Kamis, 24 Januari 2019

Air yang Sama, Buah yang Berbeda



بِسْمِ اللَّهِ الرَّحْمَنِ الرَّحِيمِ

“Dan di bumi terdapat bagian-bagian yang berdampingan, kebun-kebun anggur, tanaman-tanaman, pohon kurma yang bercabang, dan yang tidak bercabang; disirami dengan air yang sama, tetapi Kami lebihkan tanaman yang satu dari yang lainnya dalam hal rasanya. Sungguh pada yang demikian itu terdapat tanda-tanda (kebesaran Allah) bagi orang-orang yang mengerti” (Surat Guruh ayat 4)

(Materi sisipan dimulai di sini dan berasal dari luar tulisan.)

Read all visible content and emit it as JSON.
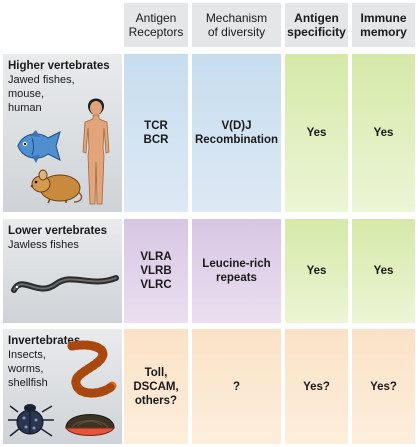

Maka, ayat tersebut adalah awal mula dibahasnya tulisan ini. Sebuah pernyataan umum dan “biasa saja” yang ada pada sebuah kitab suci. Namun, menjadi sebuah goresan sarat penuh makna bagi yang memahaminya.

Dimulai dengan perumpamaan indahnya biodiversitas, baik liar maupun komersial, Tuhan menggambarkan betapa berbagai rupanya vegetasi di muka bumi ini. Lalu, perumpamaan samanya sumber air yang digunakan untuk menyiram, namun rasa yang dihasilkan berbeda. Samanya jenis dan dosis pupuk yang diaplikasikan, rasanya juga beda. Seragamnya lahan dan bahan tanam yang dipakai, rasanya juga tidak persis sama. Mungkin, mungkin, alif-kaf-lam di sini bukan hanya menggambarkan rasa, tapi juga kandungan. Baik itu gula yang dapat diukur dengan skala brix atau kandungan anti-oksidan dengan berbagai metode enzimatis maupun berbagai kandungan lainnya. Maka, secara ilmiah, apa yang bisa kita jawab sebagai ilmuwan dalam menentukan perbedaan penyebab perbedaan tersebut? Genetik jawabannya. Tiap-tiap jenis tanaman yang berbeda spesies pasti memiliki perbedaan yang dapat dikatakan signifikan sehingga menciptakan “perpecahan” dalam satu genus yang sama. Contohnya adalah kelapa sawit (palm oil): Elaeis oleifera sebagai kelapa sawit asli Amerika dan Elaeis guineensis sebagai kelapa sawit yang umum dibudidayakan di Indonesia serta asli dari Afrika. Keduanya tampak sama tapi tak serupa. Yang satu cenderung pendek dan satunya lagi tinggi. Oh, atau dalam bidang entomologi kita dapat menggunakan kunci dikotomus sebagai salah satu metode penentuan jenis suatu serangga. Belum lagi kita berbicara penanda molekuler yang salah satunya berbasis asam nukleat dalam menentukan polimorfisme antar spesies, oh bukan, bahkan yang berasal dari keturunan alias orang tua yang sama sekali pun.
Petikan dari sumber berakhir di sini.